Your Story #2 – Change in Depreciation Method (Estimate)
You bought a store for $100,000 in Year 2001. You expected it to last for 10 years, and you believed that there is a salvage value of $20,000. During Year 2004, you realize that the total life of the store is actually 6 years, and there is no salvage value. Assume that you use straight-line. What is the net book value of your store on the December 31, 2004 balance sheet?
A change in depreciation method is a change in accounting principle that is inseparable from a change in estimate; thus, this must be handled prospectively.
1) Calculate the accumulated depreciation before the change took place.
([$100,000 - $20,000]/10 years)*3 years = $24,000
2) Use the new estimate method to calculate the deprecation going forward:
6 years (new estimate) – 3 years passed = 3 years remaining
$100,000 - $24,000 = $76,000 (book value at the beginning of 2004)

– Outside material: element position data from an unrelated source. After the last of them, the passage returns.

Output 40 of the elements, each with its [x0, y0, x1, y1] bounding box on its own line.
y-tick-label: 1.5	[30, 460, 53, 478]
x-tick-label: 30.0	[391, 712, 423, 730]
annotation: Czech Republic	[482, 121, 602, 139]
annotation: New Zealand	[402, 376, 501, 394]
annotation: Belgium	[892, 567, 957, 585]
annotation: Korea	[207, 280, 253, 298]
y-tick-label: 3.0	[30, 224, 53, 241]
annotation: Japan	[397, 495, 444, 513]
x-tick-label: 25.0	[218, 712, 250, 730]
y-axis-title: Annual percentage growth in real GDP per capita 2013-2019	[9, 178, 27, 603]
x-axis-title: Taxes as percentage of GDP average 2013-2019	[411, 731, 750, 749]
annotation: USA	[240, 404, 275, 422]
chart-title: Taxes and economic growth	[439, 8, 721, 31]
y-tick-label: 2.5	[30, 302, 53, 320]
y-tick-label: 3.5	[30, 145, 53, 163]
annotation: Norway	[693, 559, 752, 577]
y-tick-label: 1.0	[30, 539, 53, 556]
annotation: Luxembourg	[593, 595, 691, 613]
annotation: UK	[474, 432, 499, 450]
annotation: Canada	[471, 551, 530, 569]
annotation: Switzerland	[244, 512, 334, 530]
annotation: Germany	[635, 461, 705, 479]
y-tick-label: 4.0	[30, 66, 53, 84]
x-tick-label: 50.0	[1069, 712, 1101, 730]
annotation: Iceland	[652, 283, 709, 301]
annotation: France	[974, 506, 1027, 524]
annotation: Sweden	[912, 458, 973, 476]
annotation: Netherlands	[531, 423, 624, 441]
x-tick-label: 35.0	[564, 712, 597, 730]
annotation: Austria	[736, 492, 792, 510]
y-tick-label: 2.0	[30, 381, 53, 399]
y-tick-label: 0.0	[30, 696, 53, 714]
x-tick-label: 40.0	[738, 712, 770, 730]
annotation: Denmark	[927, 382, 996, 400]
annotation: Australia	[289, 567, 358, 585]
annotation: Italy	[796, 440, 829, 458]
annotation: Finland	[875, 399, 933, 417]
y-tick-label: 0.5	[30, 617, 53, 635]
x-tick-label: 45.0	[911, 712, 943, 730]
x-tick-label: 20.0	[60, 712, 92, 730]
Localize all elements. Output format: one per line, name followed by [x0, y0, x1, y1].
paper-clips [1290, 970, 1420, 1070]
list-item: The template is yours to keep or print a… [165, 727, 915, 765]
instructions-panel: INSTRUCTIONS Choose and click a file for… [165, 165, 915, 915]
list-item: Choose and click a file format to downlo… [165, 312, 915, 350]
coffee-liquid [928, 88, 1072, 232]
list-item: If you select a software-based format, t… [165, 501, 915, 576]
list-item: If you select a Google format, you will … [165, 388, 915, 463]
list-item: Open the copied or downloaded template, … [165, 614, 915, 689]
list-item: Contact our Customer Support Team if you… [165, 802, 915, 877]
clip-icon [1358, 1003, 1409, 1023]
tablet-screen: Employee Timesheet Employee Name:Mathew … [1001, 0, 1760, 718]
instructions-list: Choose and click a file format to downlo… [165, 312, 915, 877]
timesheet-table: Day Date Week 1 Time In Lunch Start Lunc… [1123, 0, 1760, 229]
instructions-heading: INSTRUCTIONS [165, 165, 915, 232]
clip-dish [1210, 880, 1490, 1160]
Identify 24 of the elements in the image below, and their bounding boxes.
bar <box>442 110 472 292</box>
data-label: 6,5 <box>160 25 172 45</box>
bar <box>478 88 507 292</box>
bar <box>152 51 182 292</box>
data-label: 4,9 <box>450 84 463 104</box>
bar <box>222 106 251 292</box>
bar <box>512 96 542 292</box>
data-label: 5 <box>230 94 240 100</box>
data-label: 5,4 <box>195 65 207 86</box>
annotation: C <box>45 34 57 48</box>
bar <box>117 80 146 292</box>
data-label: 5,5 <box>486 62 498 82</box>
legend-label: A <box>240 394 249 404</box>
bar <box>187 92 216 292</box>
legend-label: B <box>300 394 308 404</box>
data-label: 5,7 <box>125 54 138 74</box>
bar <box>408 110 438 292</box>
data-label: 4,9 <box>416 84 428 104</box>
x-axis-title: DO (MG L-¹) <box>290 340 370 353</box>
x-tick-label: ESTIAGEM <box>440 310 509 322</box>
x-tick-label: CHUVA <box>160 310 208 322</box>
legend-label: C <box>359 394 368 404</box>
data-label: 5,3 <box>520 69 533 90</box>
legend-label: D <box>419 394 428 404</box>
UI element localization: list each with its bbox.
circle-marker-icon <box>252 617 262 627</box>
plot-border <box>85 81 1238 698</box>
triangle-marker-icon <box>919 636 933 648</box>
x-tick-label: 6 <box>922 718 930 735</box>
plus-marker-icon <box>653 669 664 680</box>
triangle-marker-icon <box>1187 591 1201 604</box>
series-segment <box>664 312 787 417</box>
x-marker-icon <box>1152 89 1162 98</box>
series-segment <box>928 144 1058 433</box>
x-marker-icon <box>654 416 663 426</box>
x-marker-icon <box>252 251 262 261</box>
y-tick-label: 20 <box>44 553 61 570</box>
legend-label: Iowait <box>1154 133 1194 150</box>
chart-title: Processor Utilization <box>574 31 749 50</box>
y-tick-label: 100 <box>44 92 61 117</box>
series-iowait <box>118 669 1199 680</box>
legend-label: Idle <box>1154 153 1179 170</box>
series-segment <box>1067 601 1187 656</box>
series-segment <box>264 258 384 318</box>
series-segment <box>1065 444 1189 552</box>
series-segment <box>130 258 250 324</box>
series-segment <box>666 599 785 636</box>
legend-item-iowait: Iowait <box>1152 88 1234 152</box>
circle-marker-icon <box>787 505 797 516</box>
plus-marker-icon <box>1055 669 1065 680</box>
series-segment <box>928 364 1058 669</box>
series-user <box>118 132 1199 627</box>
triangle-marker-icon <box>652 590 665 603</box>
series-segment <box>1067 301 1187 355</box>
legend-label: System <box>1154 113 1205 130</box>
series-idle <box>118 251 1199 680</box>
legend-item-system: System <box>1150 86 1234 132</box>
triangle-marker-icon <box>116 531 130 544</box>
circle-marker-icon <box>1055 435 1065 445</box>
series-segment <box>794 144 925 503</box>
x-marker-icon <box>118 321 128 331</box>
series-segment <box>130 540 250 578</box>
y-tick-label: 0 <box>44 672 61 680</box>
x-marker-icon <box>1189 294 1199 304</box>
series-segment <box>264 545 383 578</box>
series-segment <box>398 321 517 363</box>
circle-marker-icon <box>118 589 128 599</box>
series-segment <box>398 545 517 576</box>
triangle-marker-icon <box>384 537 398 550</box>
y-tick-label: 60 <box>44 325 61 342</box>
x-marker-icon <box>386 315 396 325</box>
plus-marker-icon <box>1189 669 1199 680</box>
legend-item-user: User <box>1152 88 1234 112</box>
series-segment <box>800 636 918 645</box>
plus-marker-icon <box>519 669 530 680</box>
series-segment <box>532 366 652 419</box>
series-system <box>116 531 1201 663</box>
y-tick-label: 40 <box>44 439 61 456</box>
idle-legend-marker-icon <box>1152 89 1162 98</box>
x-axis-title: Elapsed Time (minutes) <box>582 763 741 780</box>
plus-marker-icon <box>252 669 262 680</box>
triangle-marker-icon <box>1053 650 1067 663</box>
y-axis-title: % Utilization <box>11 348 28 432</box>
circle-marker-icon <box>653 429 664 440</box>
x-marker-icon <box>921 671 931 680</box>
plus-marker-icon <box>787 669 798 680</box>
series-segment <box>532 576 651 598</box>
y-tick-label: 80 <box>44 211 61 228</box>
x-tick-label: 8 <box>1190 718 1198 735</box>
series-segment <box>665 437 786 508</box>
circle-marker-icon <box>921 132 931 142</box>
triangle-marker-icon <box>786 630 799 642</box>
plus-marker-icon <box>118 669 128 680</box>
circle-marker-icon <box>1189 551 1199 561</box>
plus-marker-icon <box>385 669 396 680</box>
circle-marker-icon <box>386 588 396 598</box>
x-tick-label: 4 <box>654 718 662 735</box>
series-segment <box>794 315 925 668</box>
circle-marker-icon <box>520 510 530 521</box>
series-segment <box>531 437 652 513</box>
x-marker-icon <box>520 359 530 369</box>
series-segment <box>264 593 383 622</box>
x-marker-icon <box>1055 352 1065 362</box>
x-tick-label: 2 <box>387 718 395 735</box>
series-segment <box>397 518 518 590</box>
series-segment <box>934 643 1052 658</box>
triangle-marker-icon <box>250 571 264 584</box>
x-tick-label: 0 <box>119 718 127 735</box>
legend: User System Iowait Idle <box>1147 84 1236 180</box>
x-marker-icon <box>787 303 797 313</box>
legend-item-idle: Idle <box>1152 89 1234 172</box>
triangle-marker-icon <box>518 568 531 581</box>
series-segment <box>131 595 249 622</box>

$76,000/3 = $25,333 (depreciation expense for 2004)
$76,000 - $24,000 (accumulated depreciation) = $52,000 (net book value)
The net book value at the end of 2004 is $52,000.
Other Notes:
- 2 ways to present changes in accounting principle
- 1 year financial statement presentation: adjust beginning Retained Earnings number with the cumulative change
- 2 years financial statement presentation: adjust the prior year opening balance for retained earnings. Use new method number for current year.